Financial institutions are usually more liable to issues from not fully understanding the circumstances and identities of their customers than other types of businesses are. You do not find your regular grocery store inquiring into your identity or financial situation, but your bank certainly does. This is obviously because financial institutions are directly involved in substantial monetary transactions, and the risk of money laundering, theft and other issues has much higher stakes than elsewhere. The importance of understanding who your customer for financial institutions can be easily proved by the fact that most – if not all – countries worldwide legally demand financial institutions to look into the identity of their customers.

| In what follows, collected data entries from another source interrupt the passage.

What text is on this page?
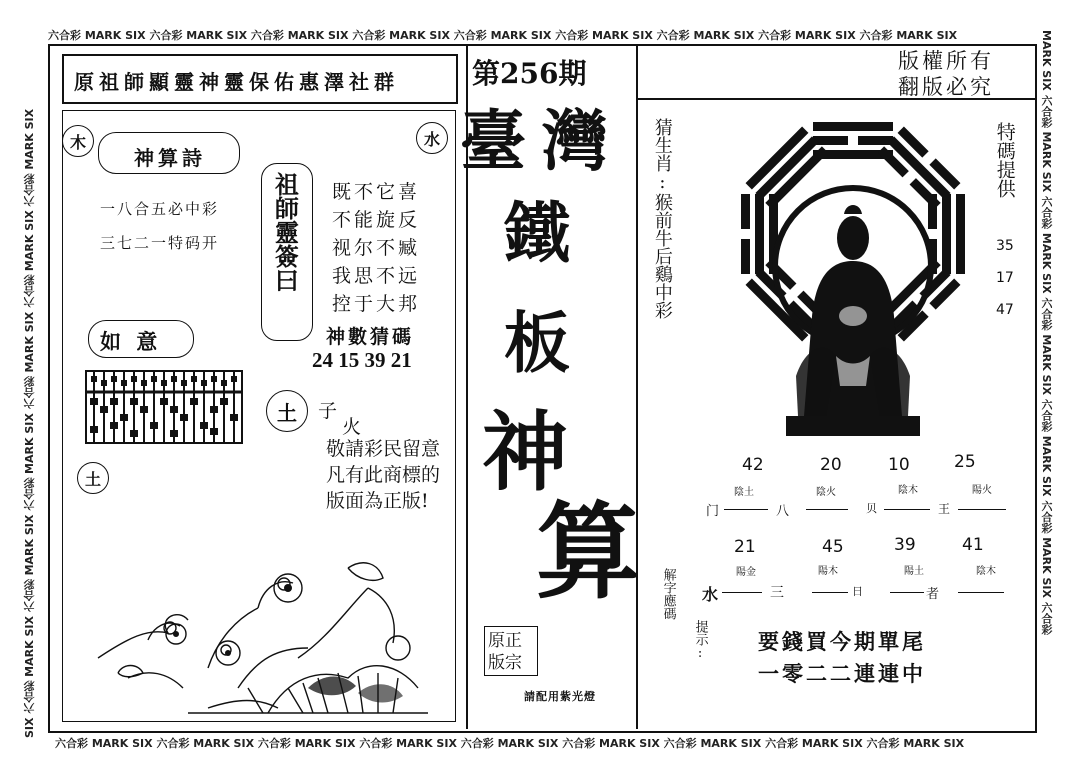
六合彩 MARK SIX 六合彩 MARK SIX 六合彩 MARK SIX 六合彩 MARK SIX 六合彩 MARK SIX 六合彩 MARK SIX 六合彩 MARK SIX 六合彩 MARK SIX 六合彩 MARK SIX
六合彩 MARK SIX 六合彩 MARK SIX 六合彩 MARK SIX 六合彩 MARK SIX 六合彩 MARK SIX 六合彩 MARK SIX 六合彩 MARK SIX 六合彩 MARK SIX 六合彩 MARK SIX
SIX 六合彩 MARK SIX 六合彩 MARK SIX 六合彩 MARK SIX 六合彩 MARK SIX 六合彩 MARK SIX 六合彩 MARK SIX	MARK SIX 六合彩 MARK SIX 六合彩 MARK SIX 六合彩 MARK SIX 六合彩 MARK SIX 六合彩 MARK SIX 六合彩
原祖師顯靈神靈保佑惠澤社群
木	水
神算詩
一八合五必中彩
三七二一特码开
如 意
祖師靈簽曰 既不它喜
不能旋反
视尔不臧
我思不远
控于大邦
神數猜碼
24 15 39 21
土	子
火
敬請彩民留意
凡有此商標的
版面為正版!
土
第256期
臺 灣
鐵
板
神
算
原正
版宗
請配用紫光燈
版權所有
翻版必究
猜生肖:猴前牛后鷄中彩	特碼提供
35
17
47
42	20	10	25
陰土	陰火	陰木	陽火
门	八	贝	王
21	45	39	41
陽金	陽木	陽土	陰木
水	三	日	者
解字應碼
提示: 要錢買今期單尾
一零二二連連中
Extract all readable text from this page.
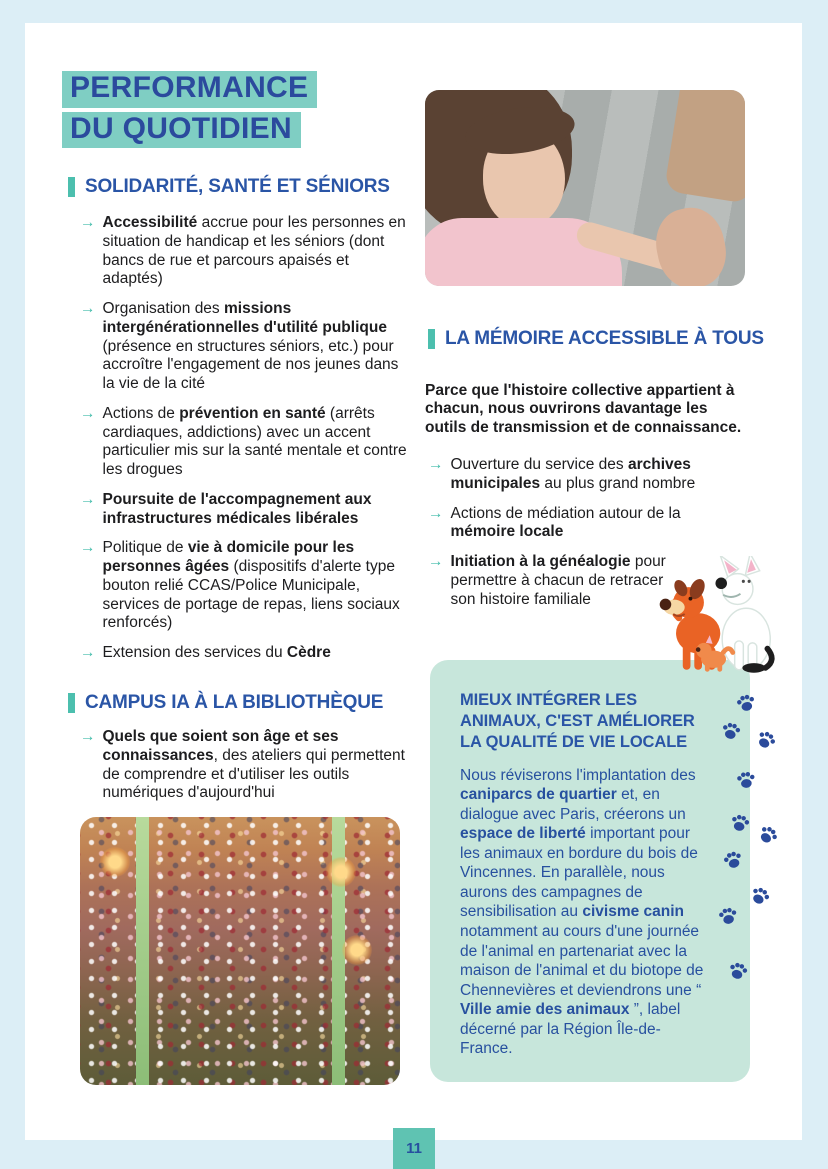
PERFORMANCE
DU QUOTIDIEN
SOLIDARITÉ, SANTÉ ET SÉNIORS
→ Accessibilité accrue pour les personnes en situation de handicap et les séniors (dont bancs de rue et parcours apaisés et adaptés)
→ Organisation des missions intergénérationnelles d'utilité publique (présence en structures séniors, etc.) pour accroître l'engagement de nos jeunes dans la vie de la cité
→ Actions de prévention en santé (arrêts cardiaques, addictions) avec un accent particulier mis sur la santé mentale et contre les drogues
→ Poursuite de l'accompagnement aux infrastructures médicales libérales
→ Politique de vie à domicile pour les personnes âgées (dispositifs d'alerte type bouton relié CCAS/Police Municipale, services de portage de repas, liens sociaux renforcés)
→ Extension des services du Cèdre
CAMPUS IA À LA BIBLIOTHÈQUE
→ Quels que soient son âge et ses connaissances, des ateliers qui permettent de comprendre et d'utiliser les outils numériques d'aujourd'hui
LA MÉMOIRE ACCESSIBLE À TOUS

Parce que l'histoire collective appartient à chacun, nous ouvrirons davantage les outils de transmission et de connaissance.

→ Ouverture du service des archives municipales au plus grand nombre
→ Actions de médiation autour de la mémoire locale
→ Initiation à la généalogie pour permettre à chacun de retracer son histoire familiale
MIEUX INTÉGRER LES ANIMAUX, C'EST AMÉLIORER LA QUALITÉ DE VIE LOCALE
Nous réviserons l'implantation des caniparcs de quartier et, en dialogue avec Paris, créerons un espace de liberté important pour les animaux en bordure du bois de Vincennes. En parallèle, nous aurons des campagnes de sensibilisation au civisme canin notamment au cours d'une journée de l'animal en partenariat avec la maison de l'animal et du biotope de Chennevières et deviendrons une “ Ville amie des animaux ”, label décerné par la Région Île-de-France.
11
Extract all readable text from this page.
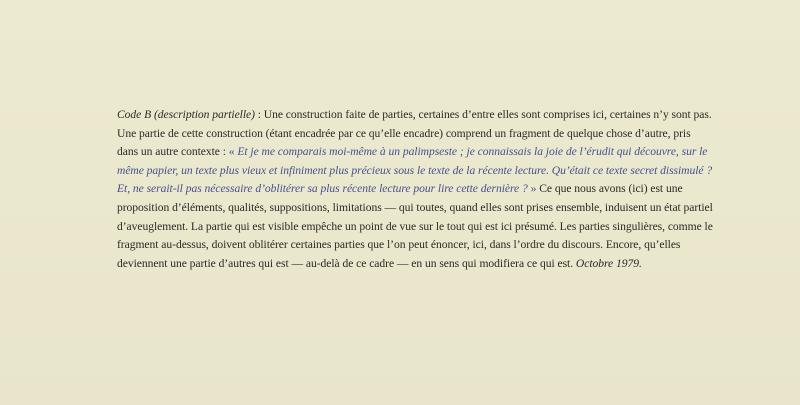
Code B (description partielle) : Une construction faite de parties, certaines d’entre elles sont comprises ici, certaines n’y sont pas. Une partie de cette construction (étant encadrée par ce qu’elle encadre) comprend un fragment de quelque chose d’autre, pris dans un autre contexte : « Et je me comparais moi-même à un palimpseste ; je connaissais la joie de l’érudit qui découvre, sur le même papier, un texte plus vieux et infiniment plus précieux sous le texte de la récente lecture. Qu’était ce texte secret dissimulé ? Et, ne serait-il pas nécessaire d’oblitérer sa plus récente lecture pour lire cette dernière ? » Ce que nous avons (ici) est une proposition d’éléments, qualités, suppositions, limitations — qui toutes, quand elles sont prises ensemble, induisent un état partiel d’aveuglement. La partie qui est visible empêche un point de vue sur le tout qui est ici présumé. Les parties singulières, comme le fragment au-dessus, doivent oblitérer certaines parties que l’on peut énoncer, ici, dans l’ordre du discours. Encore, qu’elles deviennent une partie d’autres qui est — au-delà de ce cadre — en un sens qui modifiera ce qui est. Octobre 1979.
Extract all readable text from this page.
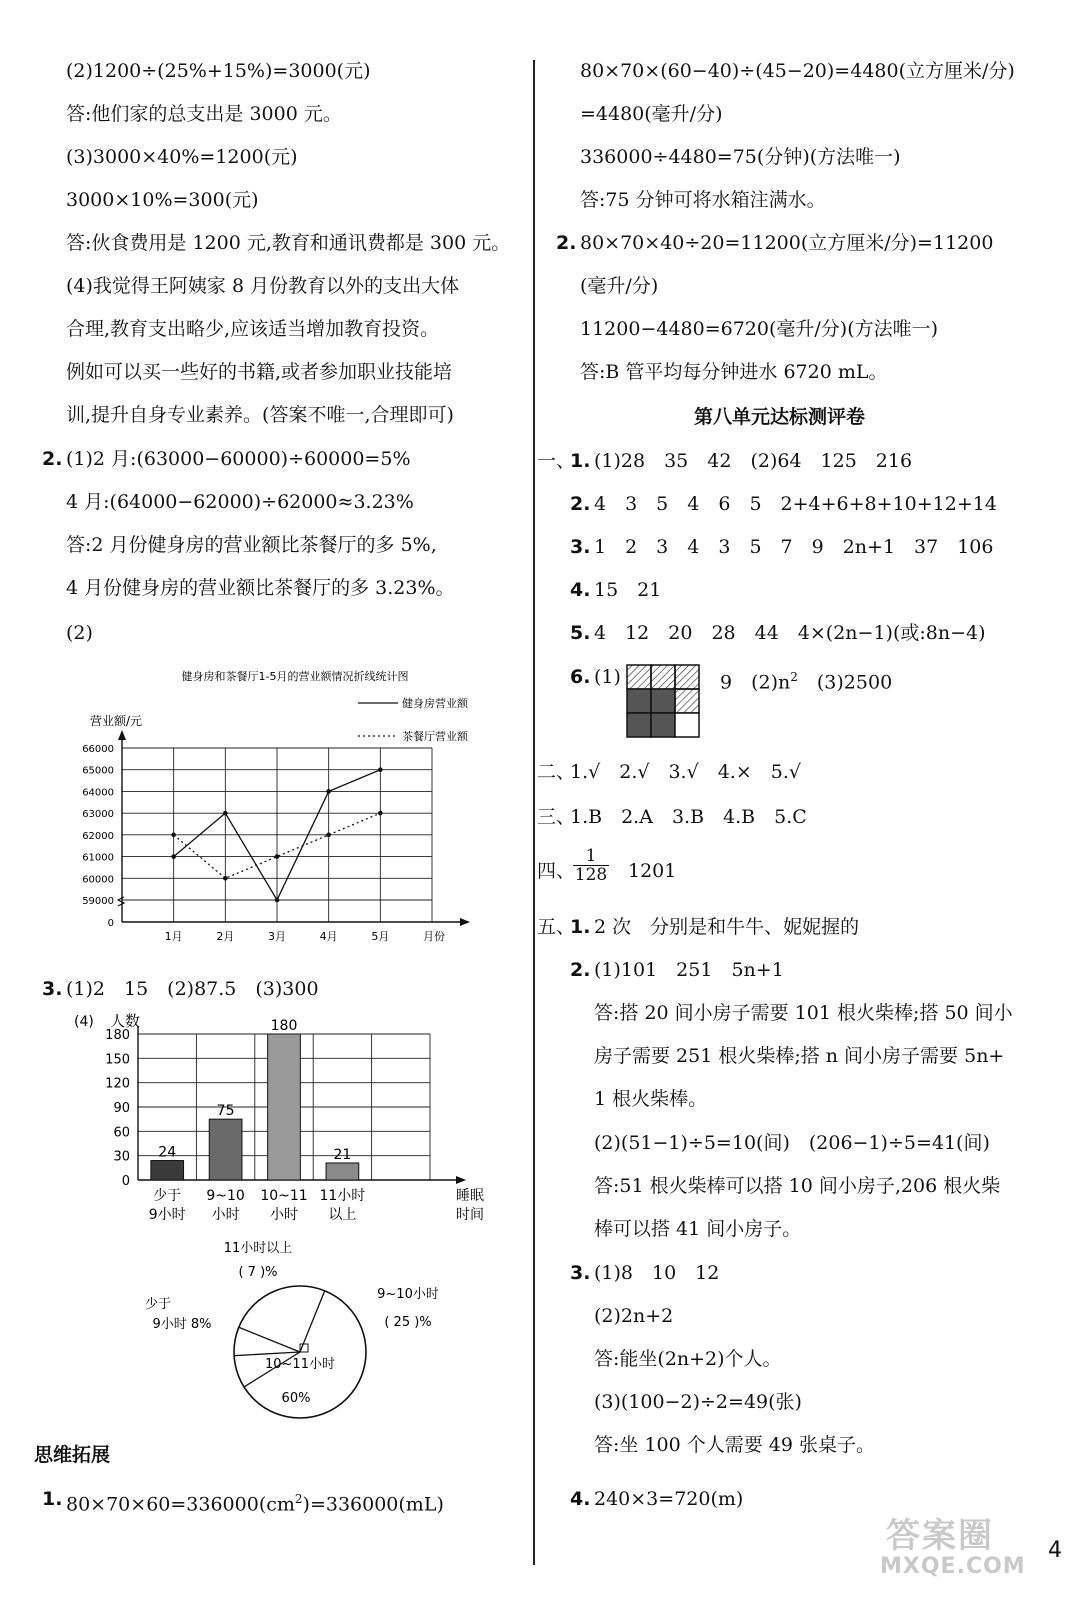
(2)1200÷(25%+15%)=3000(元)
答:他们家的总支出是 3000 元。
(3)3000×40%=1200(元)
3000×10%=300(元)
答:伙食费用是 1200 元,教育和通讯费都是 300 元。
(4)我觉得王阿姨家 8 月份教育以外的支出大体
合理,教育支出略少,应该适当增加教育投资。
例如可以买一些好的书籍,或者参加职业技能培
训,提升自身专业素养。(答案不唯一,合理即可)
2. (1)2 月:(63000−60000)÷60000=5%
4 月:(64000−62000)÷62000≈3.23%
答:2 月份健身房的营业额比茶餐厅的多 5%,
4 月份健身房的营业额比茶餐厅的多 3.23%。
(2)
健身房和茶餐厅1-5月的营业额情况折线统计图
营业额/元
健身房营业额
茶餐厅营业额
0
59000
60000
61000
62000
63000
64000
65000
66000
1月	2月	3月	4月	5月	月份
3. (1)2　15　(2)87.5　(3)300
(4) 人数
0
30
60
90
120
150
180
24
少于
9小时
75
9~10
小时
180
10~11
小时
21
11小时
以上
睡眠
时间
少于
9小时 8%
11小时以上
( 7 )%
9~10小时
( 25 )%
10~11小时
60%
思维拓展
1. $80\times 70\times 60=336000(cm^2)=336000(mL)$
80×70×(60−40)÷(45−20)=4480(立方厘米/分)
=4480(毫升/分)
336000÷4480=75(分钟)(方法唯一)
答:75 分钟可将水箱注满水。
2. 80×70×40÷20=11200(立方厘米/分)=11200
(毫升/分)
11200−4480=6720(毫升/分)(方法唯一)
答:B 管平均每分钟进水 6720 mL。
第八单元达标测评卷
一、
1. (1)28　35　42　(2)64　125　216
2. 4　3　5　4　6　5　2+4+6+8+10+12+14
3. 1　2　3　4　3　5　7　9　2n+1　37　106
4. 15　21
5. 4　12　20　28　44　4×(2n−1)(或:8n−4)
6. (1)	9　$(2)n^2$　(3)2500
二、
1.√　2.√　3.√　4.×　5.√
三、
1.B　2.A　3.B　4.B　5.C
四、
$\frac{1}{128} 1201$
五、
1. 2 次　分别是和牛牛、妮妮握的
2. (1)101　251　5n+1
答:搭 20 间小房子需要 101 根火柴棒;搭 50 间小
房子需要 251 根火柴棒;搭 n 间小房子需要 5n+
1 根火柴棒。
(2)(51−1)÷5=10(间)　(206−1)÷5=41(间)
答:51 根火柴棒可以搭 10 间小房子,206 根火柴
棒可以搭 41 间小房子。
3. (1)8　10　12
(2)2n+2
答:能坐(2n+2)个人。
(3)(100−2)÷2=49(张)
答:坐 100 个人需要 49 张桌子。
4. 240×3=720(m)
答案圈
MXQE.COM
4
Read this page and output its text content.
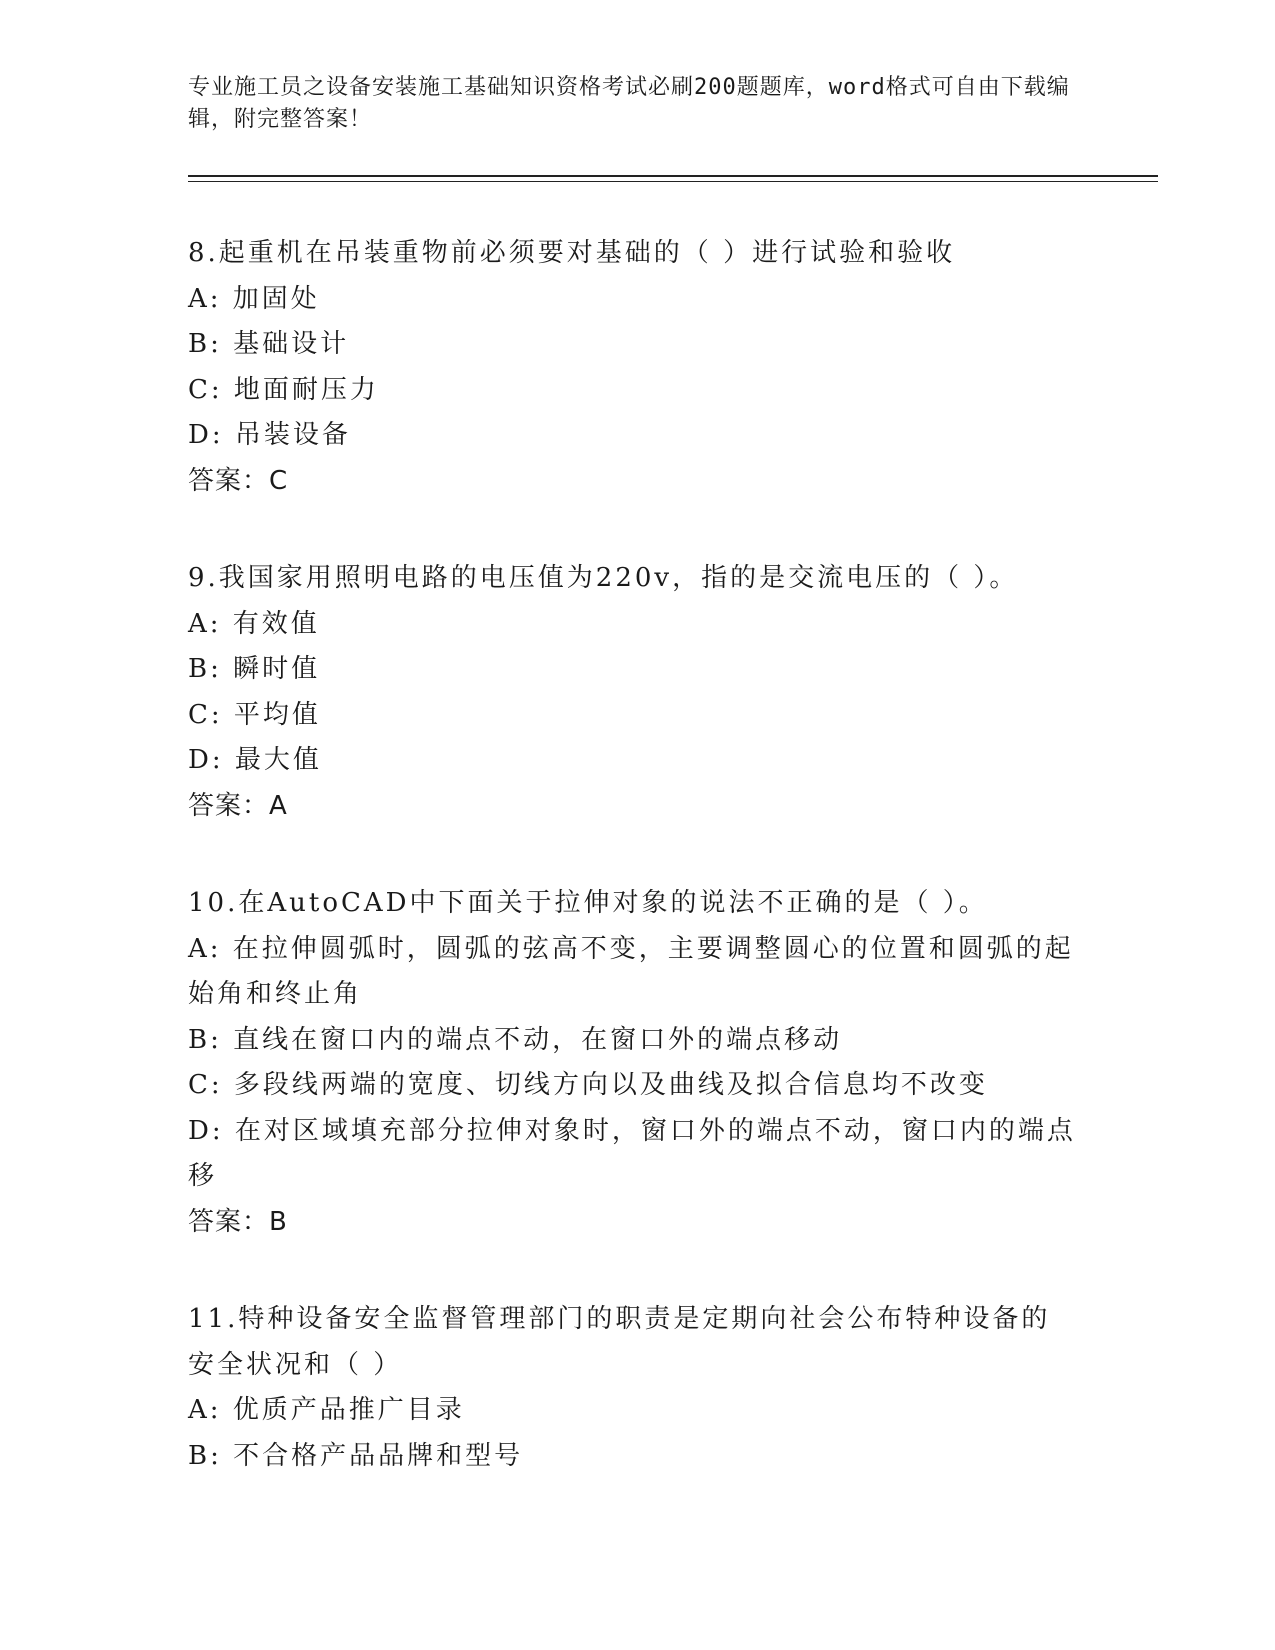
专业施工员之设备安装施工基础知识资格考试必刷200题题库，word格式可自由下载编辑，附完整答案！
8.起重机在吊装重物前必须要对基础的（ ）进行试验和验收
A: 加固处
B: 基础设计
C: 地面耐压力
D: 吊装设备
答案：C
9.我国家用照明电路的电压值为220v，指的是交流电压的（ ）。
A: 有效值
B: 瞬时值
C: 平均值
D: 最大值
答案：A
10.在AutoCAD中下面关于拉伸对象的说法不正确的是（ ）。
A: 在拉伸圆弧时，圆弧的弦高不变，主要调整圆心的位置和圆弧的起始角和终止角
B: 直线在窗口内的端点不动，在窗口外的端点移动
C: 多段线两端的宽度、切线方向以及曲线及拟合信息均不改变
D: 在对区域填充部分拉伸对象时，窗口外的端点不动，窗口内的端点移
答案：B
11.特种设备安全监督管理部门的职责是定期向社会公布特种设备的安全状况和（ ）
A: 优质产品推广目录
B: 不合格产品品牌和型号
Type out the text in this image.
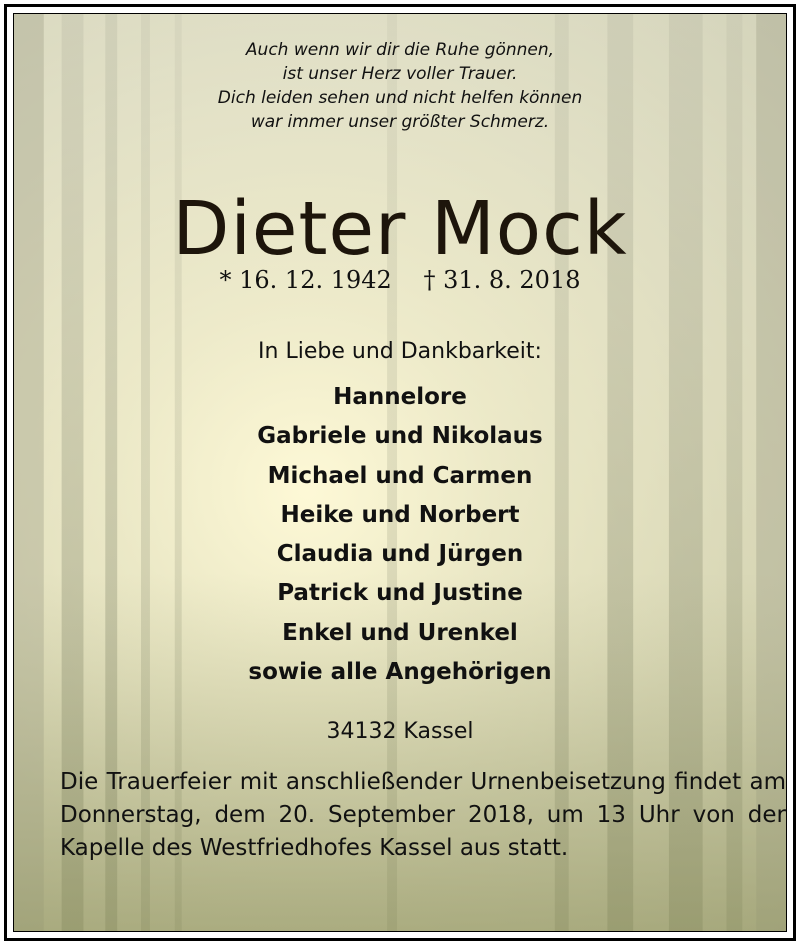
Auch wenn wir dir die Ruhe gönnen,
ist unser Herz voller Trauer.
Dich leiden sehen und nicht helfen können
war immer unser größter Schmerz.
Dieter Mock
* 16. 12. 1942 † 31. 8. 2018
In Liebe und Dankbarkeit:
Hannelore
Gabriele und Nikolaus
Michael und Carmen
Heike und Norbert
Claudia und Jürgen
Patrick und Justine
Enkel und Urenkel
sowie alle Angehörigen
34132 Kassel
Die Trauerfeier mit anschließender Urnenbeisetzung findet am Donnerstag, dem 20. September 2018, um 13 Uhr von der Kapelle des Westfriedhofes Kassel aus statt.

The process of examining the profile of potential customers has been termed as ‘Know Your Customer’ (KYC Hong Kong). The process of ‘knowing your customer’ usually involves first confirming the identity of the client (i.e. verifying that identity documents provided are indeed not stolen, but genuine), and then understanding the financial situation. Keep in mind that the latter step is not meant to prevent less financially-able customers from receiving services and assistance, but is often meant to identify any potential wrongdoings that the customer may be involved in, not as an instigator, but often, as a victim. As such, the process is not only meant to guard the financial institution against involving itself with wrongdoers, but it is also meant to protect victims from money scams, laundering and terrorist activities by exposing these and helping victims (who may knowingly or unknowingly be involved in these) to free themselves from it.
In the long run, whilst ‘know your customer’ practices may be tedious and involve hours of manual work, the benefit that both the company and the customers gain from it is obvious. A transparent company that verifies the situations of the customers it is dealing with is capable of improving its credibility in the eyes of credit rating agencies (and when all financial institutions in a country follow the procedures correctly, this boosts the overall credit rating of the country itself). A favourable credit rating is a magnet for business opportunities, as customers seek reliable and trustworthy services. On the other hand, by knowing who the company is regularly dealing with, the company itself benefits from the ability to avoid potential liabilities.
As such it is obvious that the practice of knowing your customers is able to reduce risks for both the financial institution and the customers – in fact, since the establishment of the practice as a legal compliance in many countries, it has exposed many terrorist and money laundering activities previously unnoticed.